He's got an unconventional detox method, claiming he can get Americans off oil by making it cheaper to fill up their cars.
The software entrepreneur is a co-founder of the Fuel Freedom Foundation, a new organisation trying to make the case for cutting America's oil consumption – both foreign and domestic.
He argues – along with backers including James Woolsey, director of the CIA under Bill Clinton – that if America cuts its use of oil in half over the next 10 years, prices on the global market would drop below $50 a barrel because of reduced demand.
Americans would pay about $2 a gallon to fuel up – or about half as much as they pay now.
The foundation proposes to reduce America's use of oil by widespread adoption of other liquid fuels, allowing motorists to fill up their cars interchangeably with petrol, ethanol, natural gas or methanol, at prices well below those prevailing today. The foundation also rejects the idea of subsidising cleaner fuels.
The idea, which applies only to transport not electricity generation, basically turns conventional environmental thinking on its head.
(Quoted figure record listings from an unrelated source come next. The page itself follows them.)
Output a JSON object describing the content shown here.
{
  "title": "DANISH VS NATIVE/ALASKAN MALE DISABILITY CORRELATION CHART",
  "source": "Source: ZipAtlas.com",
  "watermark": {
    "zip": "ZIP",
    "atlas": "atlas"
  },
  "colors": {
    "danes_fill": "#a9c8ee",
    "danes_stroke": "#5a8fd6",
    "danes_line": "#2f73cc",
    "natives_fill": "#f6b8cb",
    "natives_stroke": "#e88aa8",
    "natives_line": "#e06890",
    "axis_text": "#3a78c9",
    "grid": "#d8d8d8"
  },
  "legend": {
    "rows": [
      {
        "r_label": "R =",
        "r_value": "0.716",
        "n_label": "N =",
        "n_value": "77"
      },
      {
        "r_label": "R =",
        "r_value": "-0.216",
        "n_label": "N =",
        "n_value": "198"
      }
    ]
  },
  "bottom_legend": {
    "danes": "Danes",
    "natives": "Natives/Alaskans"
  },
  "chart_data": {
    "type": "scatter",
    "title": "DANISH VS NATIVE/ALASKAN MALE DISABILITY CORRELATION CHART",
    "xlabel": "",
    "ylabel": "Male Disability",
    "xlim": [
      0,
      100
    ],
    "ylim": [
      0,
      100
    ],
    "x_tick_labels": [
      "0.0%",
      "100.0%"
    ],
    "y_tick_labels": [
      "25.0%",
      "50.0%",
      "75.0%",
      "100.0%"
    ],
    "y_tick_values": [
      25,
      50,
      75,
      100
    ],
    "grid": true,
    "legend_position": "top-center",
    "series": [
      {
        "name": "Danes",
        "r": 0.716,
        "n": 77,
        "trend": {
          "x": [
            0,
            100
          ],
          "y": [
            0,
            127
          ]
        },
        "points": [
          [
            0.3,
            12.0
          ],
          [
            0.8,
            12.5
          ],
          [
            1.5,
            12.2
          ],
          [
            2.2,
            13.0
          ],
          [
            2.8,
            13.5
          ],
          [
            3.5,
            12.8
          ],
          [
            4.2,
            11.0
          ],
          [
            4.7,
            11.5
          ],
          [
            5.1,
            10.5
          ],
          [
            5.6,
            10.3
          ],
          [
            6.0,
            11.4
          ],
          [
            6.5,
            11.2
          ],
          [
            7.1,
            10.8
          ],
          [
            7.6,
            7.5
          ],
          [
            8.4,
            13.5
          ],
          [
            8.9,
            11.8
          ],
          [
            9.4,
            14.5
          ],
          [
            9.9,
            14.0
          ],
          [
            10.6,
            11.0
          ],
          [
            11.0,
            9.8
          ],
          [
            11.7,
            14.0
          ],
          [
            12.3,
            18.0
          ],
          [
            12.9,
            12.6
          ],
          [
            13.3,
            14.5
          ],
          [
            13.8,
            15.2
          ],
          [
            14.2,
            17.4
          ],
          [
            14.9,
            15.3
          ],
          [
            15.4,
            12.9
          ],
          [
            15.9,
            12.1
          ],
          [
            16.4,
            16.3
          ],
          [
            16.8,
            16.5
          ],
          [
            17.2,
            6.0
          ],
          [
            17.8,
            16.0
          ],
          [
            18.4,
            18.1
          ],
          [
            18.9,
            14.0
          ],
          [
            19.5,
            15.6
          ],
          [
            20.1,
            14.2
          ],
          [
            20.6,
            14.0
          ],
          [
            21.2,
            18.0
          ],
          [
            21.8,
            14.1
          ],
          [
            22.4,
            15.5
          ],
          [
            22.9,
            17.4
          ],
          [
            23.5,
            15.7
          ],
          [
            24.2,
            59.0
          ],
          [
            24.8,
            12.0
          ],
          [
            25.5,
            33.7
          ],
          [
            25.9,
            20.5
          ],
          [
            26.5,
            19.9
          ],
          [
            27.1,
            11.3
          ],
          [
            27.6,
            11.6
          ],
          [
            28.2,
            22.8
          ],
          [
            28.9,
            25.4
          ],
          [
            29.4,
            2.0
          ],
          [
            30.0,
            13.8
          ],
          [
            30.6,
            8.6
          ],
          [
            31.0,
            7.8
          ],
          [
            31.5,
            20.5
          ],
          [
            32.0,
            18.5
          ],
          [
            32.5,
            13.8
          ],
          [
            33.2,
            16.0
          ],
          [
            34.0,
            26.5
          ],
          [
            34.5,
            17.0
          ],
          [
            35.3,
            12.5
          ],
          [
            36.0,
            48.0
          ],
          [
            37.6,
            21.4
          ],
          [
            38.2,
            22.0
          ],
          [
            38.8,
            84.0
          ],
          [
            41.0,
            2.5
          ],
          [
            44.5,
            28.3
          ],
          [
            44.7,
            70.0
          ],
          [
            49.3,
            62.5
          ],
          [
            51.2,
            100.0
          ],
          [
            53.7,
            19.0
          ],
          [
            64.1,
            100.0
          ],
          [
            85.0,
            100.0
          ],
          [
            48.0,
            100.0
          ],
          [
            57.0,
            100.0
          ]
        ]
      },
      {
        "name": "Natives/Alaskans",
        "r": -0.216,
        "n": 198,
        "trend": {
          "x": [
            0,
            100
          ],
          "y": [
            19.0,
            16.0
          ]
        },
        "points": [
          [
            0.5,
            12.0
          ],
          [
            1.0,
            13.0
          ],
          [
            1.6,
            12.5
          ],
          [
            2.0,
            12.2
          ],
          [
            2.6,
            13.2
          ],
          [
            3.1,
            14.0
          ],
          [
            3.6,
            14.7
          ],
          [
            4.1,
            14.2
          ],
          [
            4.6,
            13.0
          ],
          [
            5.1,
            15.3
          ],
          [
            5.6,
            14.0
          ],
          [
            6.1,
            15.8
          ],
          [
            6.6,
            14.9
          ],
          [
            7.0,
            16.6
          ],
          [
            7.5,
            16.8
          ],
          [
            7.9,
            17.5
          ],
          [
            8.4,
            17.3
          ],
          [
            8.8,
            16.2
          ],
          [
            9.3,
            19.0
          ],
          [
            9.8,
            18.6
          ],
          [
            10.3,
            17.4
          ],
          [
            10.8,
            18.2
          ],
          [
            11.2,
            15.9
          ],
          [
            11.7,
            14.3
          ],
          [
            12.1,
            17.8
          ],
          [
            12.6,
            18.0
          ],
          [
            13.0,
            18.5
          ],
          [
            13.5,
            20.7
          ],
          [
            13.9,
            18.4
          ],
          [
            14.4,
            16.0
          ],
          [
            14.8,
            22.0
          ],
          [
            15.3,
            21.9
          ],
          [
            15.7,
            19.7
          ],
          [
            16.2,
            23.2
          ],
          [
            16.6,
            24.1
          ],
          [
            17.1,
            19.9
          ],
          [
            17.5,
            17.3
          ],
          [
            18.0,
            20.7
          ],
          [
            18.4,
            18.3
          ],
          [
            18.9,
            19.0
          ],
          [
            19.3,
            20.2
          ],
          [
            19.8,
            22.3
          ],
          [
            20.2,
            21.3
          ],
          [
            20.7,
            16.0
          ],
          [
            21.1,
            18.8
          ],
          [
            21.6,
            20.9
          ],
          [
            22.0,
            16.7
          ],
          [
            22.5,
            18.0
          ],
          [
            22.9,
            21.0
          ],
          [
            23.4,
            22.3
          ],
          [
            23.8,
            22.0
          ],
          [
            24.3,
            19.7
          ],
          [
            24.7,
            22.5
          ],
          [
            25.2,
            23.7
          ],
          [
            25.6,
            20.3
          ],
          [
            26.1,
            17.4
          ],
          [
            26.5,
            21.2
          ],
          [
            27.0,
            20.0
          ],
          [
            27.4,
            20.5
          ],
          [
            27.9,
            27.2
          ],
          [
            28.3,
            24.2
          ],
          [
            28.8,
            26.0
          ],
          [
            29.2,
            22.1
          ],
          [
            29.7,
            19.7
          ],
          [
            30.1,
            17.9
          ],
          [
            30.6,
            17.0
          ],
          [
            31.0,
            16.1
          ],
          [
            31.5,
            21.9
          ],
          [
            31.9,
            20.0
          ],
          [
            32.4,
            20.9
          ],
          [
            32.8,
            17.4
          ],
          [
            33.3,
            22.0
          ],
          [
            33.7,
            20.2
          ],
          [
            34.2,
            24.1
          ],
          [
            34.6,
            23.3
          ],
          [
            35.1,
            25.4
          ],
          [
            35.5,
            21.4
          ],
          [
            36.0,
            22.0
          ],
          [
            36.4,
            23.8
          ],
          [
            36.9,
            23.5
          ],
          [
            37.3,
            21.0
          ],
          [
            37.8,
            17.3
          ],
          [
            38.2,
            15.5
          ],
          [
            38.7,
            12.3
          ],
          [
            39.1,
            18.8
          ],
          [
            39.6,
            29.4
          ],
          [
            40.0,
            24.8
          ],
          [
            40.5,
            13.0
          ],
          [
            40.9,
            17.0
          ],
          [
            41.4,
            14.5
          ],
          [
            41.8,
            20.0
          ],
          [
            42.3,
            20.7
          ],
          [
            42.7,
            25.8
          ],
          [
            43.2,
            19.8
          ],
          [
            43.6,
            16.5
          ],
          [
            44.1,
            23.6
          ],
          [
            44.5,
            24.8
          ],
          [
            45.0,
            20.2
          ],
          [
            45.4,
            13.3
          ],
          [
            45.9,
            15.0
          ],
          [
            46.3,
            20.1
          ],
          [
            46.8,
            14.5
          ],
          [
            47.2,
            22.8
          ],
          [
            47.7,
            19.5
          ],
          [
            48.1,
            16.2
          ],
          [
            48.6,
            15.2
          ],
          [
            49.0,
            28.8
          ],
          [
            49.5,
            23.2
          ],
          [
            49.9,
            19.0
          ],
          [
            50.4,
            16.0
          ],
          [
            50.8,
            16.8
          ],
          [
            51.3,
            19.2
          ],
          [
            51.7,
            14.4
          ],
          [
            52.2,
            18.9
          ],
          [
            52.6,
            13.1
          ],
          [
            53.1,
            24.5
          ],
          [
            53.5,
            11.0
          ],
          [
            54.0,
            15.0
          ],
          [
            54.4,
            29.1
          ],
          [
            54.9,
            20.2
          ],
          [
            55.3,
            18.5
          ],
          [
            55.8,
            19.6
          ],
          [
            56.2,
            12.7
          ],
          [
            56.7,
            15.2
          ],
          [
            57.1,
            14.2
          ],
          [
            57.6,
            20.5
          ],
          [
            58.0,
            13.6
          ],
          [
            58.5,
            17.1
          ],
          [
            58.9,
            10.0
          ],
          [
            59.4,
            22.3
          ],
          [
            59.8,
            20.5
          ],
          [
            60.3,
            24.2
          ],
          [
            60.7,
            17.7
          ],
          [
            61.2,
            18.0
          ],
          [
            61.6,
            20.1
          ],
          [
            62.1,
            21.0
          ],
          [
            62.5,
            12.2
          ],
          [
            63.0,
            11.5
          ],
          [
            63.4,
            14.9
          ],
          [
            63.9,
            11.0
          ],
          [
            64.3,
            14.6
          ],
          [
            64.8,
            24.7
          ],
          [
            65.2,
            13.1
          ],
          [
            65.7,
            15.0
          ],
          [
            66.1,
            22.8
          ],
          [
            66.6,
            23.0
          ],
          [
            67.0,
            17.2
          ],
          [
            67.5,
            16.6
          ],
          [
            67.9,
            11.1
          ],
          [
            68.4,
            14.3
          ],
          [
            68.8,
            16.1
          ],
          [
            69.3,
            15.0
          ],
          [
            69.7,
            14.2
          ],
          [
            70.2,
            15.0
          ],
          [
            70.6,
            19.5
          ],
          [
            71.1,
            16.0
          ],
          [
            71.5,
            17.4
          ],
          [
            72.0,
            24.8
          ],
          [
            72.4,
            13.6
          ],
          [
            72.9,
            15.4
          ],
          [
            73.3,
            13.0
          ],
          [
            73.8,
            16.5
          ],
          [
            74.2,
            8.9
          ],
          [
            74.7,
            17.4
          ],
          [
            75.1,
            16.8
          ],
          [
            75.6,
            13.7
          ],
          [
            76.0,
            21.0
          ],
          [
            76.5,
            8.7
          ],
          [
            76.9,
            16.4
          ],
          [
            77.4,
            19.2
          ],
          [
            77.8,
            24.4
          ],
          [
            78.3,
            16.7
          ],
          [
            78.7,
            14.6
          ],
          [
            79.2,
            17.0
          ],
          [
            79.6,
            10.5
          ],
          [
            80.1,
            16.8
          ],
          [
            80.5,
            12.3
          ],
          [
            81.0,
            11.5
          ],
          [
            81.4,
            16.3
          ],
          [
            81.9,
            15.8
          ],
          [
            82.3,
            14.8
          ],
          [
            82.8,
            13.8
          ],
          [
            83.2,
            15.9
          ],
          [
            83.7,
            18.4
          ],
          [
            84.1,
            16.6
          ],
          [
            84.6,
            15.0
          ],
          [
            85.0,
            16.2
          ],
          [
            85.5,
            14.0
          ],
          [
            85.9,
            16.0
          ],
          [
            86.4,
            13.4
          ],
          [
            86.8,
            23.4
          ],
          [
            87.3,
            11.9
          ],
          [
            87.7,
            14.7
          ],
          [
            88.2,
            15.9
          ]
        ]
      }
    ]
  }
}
And it will be interesting to see how much traction Aronoff and fellow tech millionaire and co-founder Yossie Hollander get for their free-market environmental solutions.
With Barack Obama announcing he is on the look-out for new, bipartisan approaches to climate change, Aronoff visited Washington DC last month with Woolsey to try to find support in the White House and Congress for rethinking the ban on using methanol in cars.
Aronoff argues that current environmental politics are self-defeating. The failure to find an immediate and competitively price replacement for liquid fuels was limiting support for environmental powers.
Outside of a handful of big cities, public transport does not exist in America. People rely on their cars to get to work, and if the price of petrol goes up they suffer.
It also allows the oil lobby to try and cast all environmental regulations as expensive job killers. "The American Petroleum Institute and the oil lobby, they keep blaming environmental regulations for high prices. As the price rises the base of the environmental movement becomes readier to buy the story that the price is rising because of environmental regulations," he said.
Instead, Aronoff argues that driving down the price of oil would make it less viable to mine non-conventional oils from the Alberta tar sands or in the deep-water drill sites in the Gulf of Mexico, and the pristine waters of the Arctic.
"When the price is high, it unlocks about two-thirds of the world's carbon that is currently locked in tight shale, in tar sands, in deep seas, in places that are very, very hard to get to – in the Arctic," Aronoff said. "When oil reaches between $85-$120 a barrel all of them become viable."
The key to reducing oil prices, however, goes far beyond a transition to plug-in cars or hybrids.
"You don't just cut demand through greener cars or anything else because that won't do it," Woolsey said.
Instead, the men argued that the government needs to push car makers to manufacture plug-in or hybrids that are also flex-fuel cars, enabling them to recharge their batteries on methanol, ethanol, or petrol. They want petrol stations to stock alternate fuels.
"Our dream would be to enable existing cars; for you to take your car to a shop where they would maybe reprogramme your car, make a couple of modifications in your fuel system," said Aronoff. "If we can take the existing fleet and enable conversion for very, very cheap to fuel flexibility then the impediments to enter the market will go away, and the impediment for the new cleaner fuels will go away," Aronoff said.
At the moment, however, Aronoff's idea remains a dream. The Environmental Protection Agency expressly forbids the burning of methane in car engines, and it will take substantial public pressure to rewrite regulations and get car manufacturers to switch production. But Aronoff figures he has got about two years to give it a try.